Morphologic features of TSC-associated - papillary RCC. A, B (patient 6, tumor 11); C, D (patient 9, tumor 28); E (patient 8, tumor 22); F (patient 6, tumor 10). A, C: On low power, tumors predominantly displayed complex branching papillary structure; B, D: On high power, the clear cytoplasm often contained delicate thread-like eosinophilic strands which occasionally aggregated to form eosinophilic globules (arrow); E: Fibrotic stroma and cystic changes were common; F: Tumor cells with clear cytoplasm were admixed with tumor cells with fine granular eosinophilic cytoplasm.

Figure 2

TSC-associated papillary RCC with prominent papillary structure. A-F (patient 5, tumor 8) A: On low power, the main tumor nodule was surrounded by thick fibrous stroma; B: On high power, the papillae were lined by large clear cells with fine eosinophilic cytoplasmic thread-like strands. The nuclei oriented towards the basement membrane; C-F: Immunohistochemical stains showed that tumor cells were strongly and diffusely positive for CK7, CD10 and CA-IX; and negative for SDHB.

Figure 3

SDHB immunohistochemical staining. A, D (patient 5, tumor 8); B, E (patient 8, tumor 27); C, F (patient 8, tumor 24); G-I: Control tumors, G (patient 4, tumor 4); H (patient 10, tumor 30); I (patient 5, tumor 7).

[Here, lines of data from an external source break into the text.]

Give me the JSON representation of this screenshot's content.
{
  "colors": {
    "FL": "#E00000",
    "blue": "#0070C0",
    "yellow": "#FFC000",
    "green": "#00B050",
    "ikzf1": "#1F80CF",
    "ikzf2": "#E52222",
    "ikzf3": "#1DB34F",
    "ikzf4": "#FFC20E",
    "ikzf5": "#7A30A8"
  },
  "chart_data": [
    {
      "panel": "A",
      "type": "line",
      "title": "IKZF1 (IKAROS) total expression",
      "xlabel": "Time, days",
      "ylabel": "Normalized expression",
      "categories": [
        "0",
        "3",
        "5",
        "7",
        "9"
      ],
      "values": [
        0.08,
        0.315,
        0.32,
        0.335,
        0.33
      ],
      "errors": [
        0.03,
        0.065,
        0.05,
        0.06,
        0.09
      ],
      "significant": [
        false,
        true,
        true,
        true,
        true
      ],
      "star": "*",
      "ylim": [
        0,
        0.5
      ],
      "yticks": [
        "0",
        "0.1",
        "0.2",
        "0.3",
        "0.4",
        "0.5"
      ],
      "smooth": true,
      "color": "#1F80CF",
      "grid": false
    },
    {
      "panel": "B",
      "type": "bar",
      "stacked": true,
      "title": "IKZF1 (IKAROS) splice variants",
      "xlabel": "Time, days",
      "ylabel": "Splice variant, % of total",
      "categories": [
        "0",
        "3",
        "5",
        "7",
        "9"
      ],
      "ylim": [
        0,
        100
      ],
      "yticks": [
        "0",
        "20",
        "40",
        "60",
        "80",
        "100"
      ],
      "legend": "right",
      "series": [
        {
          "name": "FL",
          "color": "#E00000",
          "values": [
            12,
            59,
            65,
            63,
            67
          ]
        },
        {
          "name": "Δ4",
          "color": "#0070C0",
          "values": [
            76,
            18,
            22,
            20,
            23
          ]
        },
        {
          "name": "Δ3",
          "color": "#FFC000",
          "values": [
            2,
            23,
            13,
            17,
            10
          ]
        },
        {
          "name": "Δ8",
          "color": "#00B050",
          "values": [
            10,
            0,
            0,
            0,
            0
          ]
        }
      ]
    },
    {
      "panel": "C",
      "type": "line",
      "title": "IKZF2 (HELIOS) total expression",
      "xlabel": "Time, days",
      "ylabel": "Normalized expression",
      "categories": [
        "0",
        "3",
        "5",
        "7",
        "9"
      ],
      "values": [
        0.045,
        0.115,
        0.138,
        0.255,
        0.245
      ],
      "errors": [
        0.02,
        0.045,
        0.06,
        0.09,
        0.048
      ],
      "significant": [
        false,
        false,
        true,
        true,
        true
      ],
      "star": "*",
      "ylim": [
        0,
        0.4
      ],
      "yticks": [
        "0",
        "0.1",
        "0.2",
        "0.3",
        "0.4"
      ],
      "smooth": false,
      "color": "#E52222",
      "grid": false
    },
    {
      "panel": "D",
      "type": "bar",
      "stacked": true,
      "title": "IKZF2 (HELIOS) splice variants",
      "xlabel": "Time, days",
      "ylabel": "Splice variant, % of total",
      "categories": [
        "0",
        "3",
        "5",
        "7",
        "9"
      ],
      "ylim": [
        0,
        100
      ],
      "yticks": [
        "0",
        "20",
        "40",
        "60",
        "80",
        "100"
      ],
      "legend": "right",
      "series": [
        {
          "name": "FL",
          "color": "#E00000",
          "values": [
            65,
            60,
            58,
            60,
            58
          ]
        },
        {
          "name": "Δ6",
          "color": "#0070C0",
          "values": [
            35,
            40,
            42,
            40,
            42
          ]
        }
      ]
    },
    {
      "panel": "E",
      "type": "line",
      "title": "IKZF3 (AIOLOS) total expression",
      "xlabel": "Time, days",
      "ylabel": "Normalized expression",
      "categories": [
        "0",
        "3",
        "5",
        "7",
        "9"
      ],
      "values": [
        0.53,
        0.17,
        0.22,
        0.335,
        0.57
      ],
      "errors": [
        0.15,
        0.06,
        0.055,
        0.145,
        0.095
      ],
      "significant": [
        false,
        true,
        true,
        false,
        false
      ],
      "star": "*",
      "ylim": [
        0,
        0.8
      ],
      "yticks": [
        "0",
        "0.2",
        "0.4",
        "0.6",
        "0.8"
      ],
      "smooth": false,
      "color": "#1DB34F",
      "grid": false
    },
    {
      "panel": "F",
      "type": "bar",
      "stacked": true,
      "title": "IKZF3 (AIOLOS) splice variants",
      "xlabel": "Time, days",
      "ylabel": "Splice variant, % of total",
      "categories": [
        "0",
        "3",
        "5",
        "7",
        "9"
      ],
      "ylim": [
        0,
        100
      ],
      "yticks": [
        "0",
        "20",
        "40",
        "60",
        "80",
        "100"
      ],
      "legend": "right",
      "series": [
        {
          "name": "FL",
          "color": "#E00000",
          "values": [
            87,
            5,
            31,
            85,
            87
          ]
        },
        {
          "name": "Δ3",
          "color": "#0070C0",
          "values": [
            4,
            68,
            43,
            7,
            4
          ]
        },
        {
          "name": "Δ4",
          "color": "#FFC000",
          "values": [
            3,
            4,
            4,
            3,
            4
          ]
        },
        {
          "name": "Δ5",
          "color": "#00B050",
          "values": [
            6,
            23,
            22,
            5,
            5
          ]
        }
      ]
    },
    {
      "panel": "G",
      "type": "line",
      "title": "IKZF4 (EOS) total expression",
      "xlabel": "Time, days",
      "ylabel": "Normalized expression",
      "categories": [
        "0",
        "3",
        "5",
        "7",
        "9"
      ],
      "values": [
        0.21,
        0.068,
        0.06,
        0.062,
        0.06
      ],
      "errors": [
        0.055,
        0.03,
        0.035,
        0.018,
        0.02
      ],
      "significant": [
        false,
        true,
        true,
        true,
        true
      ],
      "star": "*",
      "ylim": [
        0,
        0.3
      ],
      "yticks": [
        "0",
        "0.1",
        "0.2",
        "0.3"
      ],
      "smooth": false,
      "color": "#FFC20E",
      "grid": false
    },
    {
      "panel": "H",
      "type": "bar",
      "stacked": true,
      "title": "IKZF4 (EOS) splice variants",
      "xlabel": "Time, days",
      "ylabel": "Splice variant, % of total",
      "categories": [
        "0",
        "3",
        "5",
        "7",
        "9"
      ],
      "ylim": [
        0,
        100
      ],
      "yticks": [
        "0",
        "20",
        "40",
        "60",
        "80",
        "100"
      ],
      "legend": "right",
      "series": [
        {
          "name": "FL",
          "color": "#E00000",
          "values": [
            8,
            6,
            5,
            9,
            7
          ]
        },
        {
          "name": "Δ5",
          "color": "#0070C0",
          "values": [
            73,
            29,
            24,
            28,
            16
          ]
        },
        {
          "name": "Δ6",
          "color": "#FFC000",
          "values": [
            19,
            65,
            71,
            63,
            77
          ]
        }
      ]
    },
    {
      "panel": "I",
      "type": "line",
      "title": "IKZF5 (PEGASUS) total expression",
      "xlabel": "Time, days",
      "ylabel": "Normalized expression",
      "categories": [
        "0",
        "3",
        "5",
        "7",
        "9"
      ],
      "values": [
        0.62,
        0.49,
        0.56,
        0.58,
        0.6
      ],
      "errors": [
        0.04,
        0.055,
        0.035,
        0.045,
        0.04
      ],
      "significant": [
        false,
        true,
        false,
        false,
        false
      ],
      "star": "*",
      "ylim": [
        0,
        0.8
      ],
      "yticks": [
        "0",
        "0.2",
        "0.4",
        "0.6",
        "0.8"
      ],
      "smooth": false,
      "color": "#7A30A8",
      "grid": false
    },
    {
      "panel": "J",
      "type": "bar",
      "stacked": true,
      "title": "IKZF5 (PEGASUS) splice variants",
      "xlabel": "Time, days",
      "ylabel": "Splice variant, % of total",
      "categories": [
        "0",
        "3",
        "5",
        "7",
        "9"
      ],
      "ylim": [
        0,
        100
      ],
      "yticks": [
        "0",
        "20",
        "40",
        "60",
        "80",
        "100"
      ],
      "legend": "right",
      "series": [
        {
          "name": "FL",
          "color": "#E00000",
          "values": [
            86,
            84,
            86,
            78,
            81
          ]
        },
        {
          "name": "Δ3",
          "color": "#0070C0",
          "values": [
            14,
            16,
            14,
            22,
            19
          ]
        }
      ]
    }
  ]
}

A-C: Tumor cells from TSC-associated papillary RCC showed completely negative staining for SDHB; D, E, F: Lower magnification of the tumors displayed in A, B, and C, respectively, demonstrated strong granular cytoplasmic staining in adjacent normal renal tubules, serving as an internal positive controls; G-I: Examples of SDHB positive renal epithelial tumors in TSC patients, showing a staining pattern that was both cytoplasmic and distinctly granular representing a mitochondrial pattern, was considered positive.

Figure 4

TSC-associated papillary RCC with prominent compact nested growth pattern showed similar cytological and immunological features. A-C: (patient 7, tumor 12); D-F: (patient 8, tumor 21); G-I: (patient 8, tumor 21). A: The only focus of tumor cells exhibiting papillary architecture in background of nested growth; B: Higher magnification of the papillary growth pattern of A (arrow); C: Higher magnification of left upper corner of A (arrowhead), showing the compact nested architecture consisting of clear cells with fine eosinophilic thread-like strands; D: Solid cell nests were surrounded by loose hyalinized stroma; E: Tubules with small blunt papillae tufted into the luminal space; F: On high power, clear cells with eosinophilic strands formed compact nests. G-I: Immunohistochemical stains showed that tumor cells were strongly and diffusely positive for CK7 and CA-IX, and negative for SDHB.

Figure 5

Histologic features of hybrid oncocytic/chromophobe tumors (HOCTs). A: (patient 18, tumor 45); B: (patient 5, tumor 7); C: (patient 12, tumor 35); D: (patient 18, tumor 46). A, B: Pattern 1 with polygonal tumor cells containing abundant eosinophilic cytoplasm and centrally placed, round nuclei with perinuclear clearing ; C: Pattern 2 with mosaicism of areas with features characteristic of oncocytoma and chromophobe RCC. D: Nested and tubular architecture with cells comprised of abundant eosinophilic cytoplasm typical of an oncocytoma with more irregular, folded nuclei.

Figure 6

TSC-associated renal tumors with unusual features remain unclassified. A-C: (patient 4, tumor 4, 5, 6); D-F: (patient 11, tumor 33, 32, 34); G-I: (patient 17, tumor 40).